The paper was due Nov. 13. Opening night was Nov. 15.

Somehow, Jellinek pulled it all off, submitting her paper on time and staging a seamless performance in “Twelfth Night,” after a series of long nights at school.

“Honestly, I have no idea how she did it,” said Barbi Frank, Jellinek’s science research mentor and an Advanced Placement biology teacher who has mentored 32 Intel semifinalists in the past 10 years.

“I’m used to it, juggling many different things,” Jellinek said with a laugh during an interview in one of Kennedy’s third-floor science labs.

Apparently, she’s very good at juggling things. On Wednesday, Jellinek was named a semifinalist in the Intel contest. And she wasn’t the only Kennedy senior to receive the honor. Rachel Abramowitz and Ben November also received semifinalist accolades.

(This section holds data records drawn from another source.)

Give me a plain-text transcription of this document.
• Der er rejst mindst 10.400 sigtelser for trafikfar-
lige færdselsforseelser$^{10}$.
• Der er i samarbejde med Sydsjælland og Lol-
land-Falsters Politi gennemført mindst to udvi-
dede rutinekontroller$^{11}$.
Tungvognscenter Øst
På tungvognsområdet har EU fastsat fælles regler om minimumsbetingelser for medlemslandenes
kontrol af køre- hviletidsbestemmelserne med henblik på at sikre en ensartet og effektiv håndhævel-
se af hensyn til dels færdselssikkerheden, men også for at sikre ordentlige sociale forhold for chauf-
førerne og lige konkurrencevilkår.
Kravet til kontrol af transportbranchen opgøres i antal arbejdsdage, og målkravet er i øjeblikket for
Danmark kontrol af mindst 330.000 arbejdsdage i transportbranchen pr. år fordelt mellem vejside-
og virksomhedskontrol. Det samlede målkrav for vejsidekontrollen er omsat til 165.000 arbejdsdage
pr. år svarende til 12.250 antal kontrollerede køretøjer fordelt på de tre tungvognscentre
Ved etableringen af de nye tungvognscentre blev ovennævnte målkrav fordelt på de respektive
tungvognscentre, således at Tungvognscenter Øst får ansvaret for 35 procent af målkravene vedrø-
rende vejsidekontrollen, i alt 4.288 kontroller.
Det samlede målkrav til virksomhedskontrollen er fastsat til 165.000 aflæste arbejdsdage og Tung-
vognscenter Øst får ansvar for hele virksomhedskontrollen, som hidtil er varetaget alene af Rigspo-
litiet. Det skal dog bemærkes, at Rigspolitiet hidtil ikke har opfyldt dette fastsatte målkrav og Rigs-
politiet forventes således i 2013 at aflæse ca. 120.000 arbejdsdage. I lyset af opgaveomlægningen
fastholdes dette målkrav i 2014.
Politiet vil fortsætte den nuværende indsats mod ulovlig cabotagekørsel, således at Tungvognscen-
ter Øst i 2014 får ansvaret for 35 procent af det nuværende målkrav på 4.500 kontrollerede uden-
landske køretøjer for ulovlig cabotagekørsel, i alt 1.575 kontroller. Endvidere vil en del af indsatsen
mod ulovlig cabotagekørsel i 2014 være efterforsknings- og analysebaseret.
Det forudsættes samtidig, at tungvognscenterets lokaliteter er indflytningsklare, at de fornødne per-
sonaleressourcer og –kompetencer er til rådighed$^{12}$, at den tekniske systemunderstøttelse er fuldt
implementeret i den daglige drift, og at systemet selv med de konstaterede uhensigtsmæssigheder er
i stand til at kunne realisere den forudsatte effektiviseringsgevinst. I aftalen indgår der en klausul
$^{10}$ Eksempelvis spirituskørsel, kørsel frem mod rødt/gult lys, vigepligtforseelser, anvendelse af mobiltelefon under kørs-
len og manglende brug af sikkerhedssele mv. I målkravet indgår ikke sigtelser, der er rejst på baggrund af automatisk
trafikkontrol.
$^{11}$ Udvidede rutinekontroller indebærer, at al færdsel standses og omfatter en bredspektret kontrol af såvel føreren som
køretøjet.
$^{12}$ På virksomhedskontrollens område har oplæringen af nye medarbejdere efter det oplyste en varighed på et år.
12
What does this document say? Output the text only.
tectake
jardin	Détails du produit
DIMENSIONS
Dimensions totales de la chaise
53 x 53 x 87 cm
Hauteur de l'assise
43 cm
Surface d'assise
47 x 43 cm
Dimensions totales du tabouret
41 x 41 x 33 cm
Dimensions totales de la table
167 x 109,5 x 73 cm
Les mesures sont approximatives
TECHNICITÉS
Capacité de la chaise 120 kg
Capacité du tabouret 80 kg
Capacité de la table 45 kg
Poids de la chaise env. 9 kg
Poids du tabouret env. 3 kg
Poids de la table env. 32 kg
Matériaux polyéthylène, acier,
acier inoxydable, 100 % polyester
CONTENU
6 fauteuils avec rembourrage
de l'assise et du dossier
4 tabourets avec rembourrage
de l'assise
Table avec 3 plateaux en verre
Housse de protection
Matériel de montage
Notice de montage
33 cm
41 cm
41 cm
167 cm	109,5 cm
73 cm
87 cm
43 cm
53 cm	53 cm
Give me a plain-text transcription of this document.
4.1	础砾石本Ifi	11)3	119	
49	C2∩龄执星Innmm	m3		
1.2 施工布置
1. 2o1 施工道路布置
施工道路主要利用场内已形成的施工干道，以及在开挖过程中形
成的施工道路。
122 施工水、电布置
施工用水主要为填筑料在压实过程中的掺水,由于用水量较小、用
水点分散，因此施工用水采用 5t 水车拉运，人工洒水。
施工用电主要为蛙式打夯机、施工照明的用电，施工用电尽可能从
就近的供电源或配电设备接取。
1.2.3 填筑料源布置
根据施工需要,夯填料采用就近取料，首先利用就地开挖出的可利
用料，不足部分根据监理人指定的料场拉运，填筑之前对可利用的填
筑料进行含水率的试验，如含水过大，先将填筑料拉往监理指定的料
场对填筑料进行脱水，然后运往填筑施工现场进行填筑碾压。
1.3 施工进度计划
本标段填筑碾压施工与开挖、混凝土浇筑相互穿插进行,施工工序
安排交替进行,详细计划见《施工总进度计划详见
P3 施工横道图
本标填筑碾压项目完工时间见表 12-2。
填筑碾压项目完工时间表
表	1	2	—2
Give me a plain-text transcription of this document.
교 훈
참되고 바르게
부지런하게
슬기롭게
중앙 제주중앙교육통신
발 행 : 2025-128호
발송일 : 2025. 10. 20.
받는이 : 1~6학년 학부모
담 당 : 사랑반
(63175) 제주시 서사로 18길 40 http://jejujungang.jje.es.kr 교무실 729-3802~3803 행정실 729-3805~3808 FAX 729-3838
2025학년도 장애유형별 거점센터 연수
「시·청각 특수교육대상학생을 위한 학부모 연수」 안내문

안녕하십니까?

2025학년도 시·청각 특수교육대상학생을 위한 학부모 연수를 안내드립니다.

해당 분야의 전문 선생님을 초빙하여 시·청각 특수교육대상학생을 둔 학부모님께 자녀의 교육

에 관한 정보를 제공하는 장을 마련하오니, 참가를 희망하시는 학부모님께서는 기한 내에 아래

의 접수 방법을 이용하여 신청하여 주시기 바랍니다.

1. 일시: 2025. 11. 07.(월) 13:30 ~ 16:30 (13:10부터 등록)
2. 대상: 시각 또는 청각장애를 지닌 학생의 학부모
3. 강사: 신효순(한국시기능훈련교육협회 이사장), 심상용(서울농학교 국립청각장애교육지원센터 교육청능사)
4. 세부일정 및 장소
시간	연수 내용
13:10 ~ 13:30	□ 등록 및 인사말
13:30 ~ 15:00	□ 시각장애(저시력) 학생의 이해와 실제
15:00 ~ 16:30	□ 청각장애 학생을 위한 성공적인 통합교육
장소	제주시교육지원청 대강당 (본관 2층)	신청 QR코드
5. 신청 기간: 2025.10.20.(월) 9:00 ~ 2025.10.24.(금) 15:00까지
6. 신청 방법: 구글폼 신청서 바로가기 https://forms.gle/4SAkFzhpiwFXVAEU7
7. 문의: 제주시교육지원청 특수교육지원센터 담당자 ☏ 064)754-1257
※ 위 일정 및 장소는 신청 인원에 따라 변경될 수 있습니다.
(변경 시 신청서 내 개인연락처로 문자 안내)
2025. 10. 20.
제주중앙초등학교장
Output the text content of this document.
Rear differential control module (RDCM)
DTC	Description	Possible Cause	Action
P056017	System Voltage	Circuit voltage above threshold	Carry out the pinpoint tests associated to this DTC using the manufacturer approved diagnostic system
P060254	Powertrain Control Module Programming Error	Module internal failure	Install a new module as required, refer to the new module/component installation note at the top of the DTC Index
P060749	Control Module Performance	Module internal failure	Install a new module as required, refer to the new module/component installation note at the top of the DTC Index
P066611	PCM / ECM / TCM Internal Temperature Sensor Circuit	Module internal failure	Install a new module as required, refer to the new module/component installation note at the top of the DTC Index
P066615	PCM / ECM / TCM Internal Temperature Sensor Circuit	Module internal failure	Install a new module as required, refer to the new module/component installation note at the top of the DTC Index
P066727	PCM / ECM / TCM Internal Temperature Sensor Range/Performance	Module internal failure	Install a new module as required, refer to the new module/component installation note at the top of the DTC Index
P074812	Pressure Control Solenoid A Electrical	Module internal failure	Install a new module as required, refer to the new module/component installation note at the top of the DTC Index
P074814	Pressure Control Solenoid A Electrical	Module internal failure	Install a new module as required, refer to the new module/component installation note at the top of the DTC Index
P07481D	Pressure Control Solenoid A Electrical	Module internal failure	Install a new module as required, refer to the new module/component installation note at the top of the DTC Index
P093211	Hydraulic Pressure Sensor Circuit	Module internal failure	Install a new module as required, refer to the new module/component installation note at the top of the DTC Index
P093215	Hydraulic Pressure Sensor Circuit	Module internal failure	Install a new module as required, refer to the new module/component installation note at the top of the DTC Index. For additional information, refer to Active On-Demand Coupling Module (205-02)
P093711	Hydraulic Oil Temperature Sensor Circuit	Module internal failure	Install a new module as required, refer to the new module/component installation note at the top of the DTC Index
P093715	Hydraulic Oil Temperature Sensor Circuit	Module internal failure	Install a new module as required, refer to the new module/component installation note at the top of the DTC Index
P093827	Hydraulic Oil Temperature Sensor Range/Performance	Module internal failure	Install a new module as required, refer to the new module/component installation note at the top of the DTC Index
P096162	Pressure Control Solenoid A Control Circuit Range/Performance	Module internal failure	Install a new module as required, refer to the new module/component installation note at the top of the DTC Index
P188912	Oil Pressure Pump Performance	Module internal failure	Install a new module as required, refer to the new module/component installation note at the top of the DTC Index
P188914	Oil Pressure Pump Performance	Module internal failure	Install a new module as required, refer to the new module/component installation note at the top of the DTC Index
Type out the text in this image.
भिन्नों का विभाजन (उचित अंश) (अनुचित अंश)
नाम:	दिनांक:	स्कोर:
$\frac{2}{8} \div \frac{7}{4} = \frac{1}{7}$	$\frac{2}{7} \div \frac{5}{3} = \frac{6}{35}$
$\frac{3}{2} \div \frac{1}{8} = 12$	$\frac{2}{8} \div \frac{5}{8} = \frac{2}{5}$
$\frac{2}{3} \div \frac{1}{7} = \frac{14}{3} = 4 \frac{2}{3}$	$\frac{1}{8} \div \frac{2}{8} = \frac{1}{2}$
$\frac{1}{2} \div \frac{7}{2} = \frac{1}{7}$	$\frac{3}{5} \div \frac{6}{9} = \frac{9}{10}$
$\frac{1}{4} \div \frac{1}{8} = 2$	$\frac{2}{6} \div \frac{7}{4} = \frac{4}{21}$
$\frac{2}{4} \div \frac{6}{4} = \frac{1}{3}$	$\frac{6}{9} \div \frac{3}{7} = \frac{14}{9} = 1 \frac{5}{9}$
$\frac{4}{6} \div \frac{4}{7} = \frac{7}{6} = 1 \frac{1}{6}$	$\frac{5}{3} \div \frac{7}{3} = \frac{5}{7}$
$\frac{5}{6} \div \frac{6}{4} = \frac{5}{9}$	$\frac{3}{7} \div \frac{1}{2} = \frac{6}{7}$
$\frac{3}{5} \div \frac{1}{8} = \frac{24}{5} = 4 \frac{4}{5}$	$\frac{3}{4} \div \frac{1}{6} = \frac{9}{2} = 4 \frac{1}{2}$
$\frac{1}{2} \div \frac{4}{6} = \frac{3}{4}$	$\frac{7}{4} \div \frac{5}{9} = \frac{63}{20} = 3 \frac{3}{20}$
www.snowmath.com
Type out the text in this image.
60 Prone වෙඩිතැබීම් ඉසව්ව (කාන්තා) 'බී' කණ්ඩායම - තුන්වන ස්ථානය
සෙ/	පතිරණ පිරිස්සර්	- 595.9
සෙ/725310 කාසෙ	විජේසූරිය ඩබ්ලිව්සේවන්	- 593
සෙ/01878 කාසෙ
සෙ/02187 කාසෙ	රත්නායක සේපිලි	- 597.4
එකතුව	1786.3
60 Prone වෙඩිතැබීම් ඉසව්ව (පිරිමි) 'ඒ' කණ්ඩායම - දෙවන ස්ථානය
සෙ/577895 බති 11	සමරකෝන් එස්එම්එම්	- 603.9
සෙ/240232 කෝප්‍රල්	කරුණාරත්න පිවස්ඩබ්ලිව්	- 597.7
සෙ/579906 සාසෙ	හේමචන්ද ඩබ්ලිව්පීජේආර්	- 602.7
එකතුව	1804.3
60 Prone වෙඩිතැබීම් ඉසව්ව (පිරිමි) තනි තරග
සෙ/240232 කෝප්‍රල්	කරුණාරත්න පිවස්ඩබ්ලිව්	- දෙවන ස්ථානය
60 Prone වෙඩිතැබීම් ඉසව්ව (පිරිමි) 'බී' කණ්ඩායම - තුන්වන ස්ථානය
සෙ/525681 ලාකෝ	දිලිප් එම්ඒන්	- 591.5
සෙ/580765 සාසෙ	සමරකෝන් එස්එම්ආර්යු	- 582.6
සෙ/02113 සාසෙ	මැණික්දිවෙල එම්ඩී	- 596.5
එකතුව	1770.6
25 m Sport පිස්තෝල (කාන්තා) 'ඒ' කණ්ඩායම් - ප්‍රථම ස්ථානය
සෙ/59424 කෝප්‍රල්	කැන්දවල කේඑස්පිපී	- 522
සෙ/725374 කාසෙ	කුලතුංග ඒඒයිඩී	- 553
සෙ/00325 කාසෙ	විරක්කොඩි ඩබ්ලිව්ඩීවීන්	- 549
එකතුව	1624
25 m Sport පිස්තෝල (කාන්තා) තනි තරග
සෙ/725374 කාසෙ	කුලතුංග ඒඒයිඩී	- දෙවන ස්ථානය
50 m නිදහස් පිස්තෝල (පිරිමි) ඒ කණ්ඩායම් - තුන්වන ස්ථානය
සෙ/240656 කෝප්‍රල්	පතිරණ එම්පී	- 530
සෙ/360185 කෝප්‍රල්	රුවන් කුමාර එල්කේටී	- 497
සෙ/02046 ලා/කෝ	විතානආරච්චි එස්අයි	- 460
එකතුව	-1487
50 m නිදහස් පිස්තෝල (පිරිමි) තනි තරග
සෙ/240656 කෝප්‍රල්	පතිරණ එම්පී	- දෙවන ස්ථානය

Each year, more than 1,500 science research students from across the country enter the Intel competition. Three hundred are named semifinalists. Forty finalists will be announced on Jan. 22 and invited to Washington, D.C. in March to participate in final judging, display their work to the public, meet with notable scientists and compete for the top award of $100,000.

Below are profiles of Kennedy’s semifinalists and their work:

Rachel Abramowitz

Why would people in their right minds confess to crimes they did not commit? Falsely confessing to misdeeds as horrible as murder seems implausible, impossible even. But, according to research conducted by Abramowitz, it happens more often than you might think.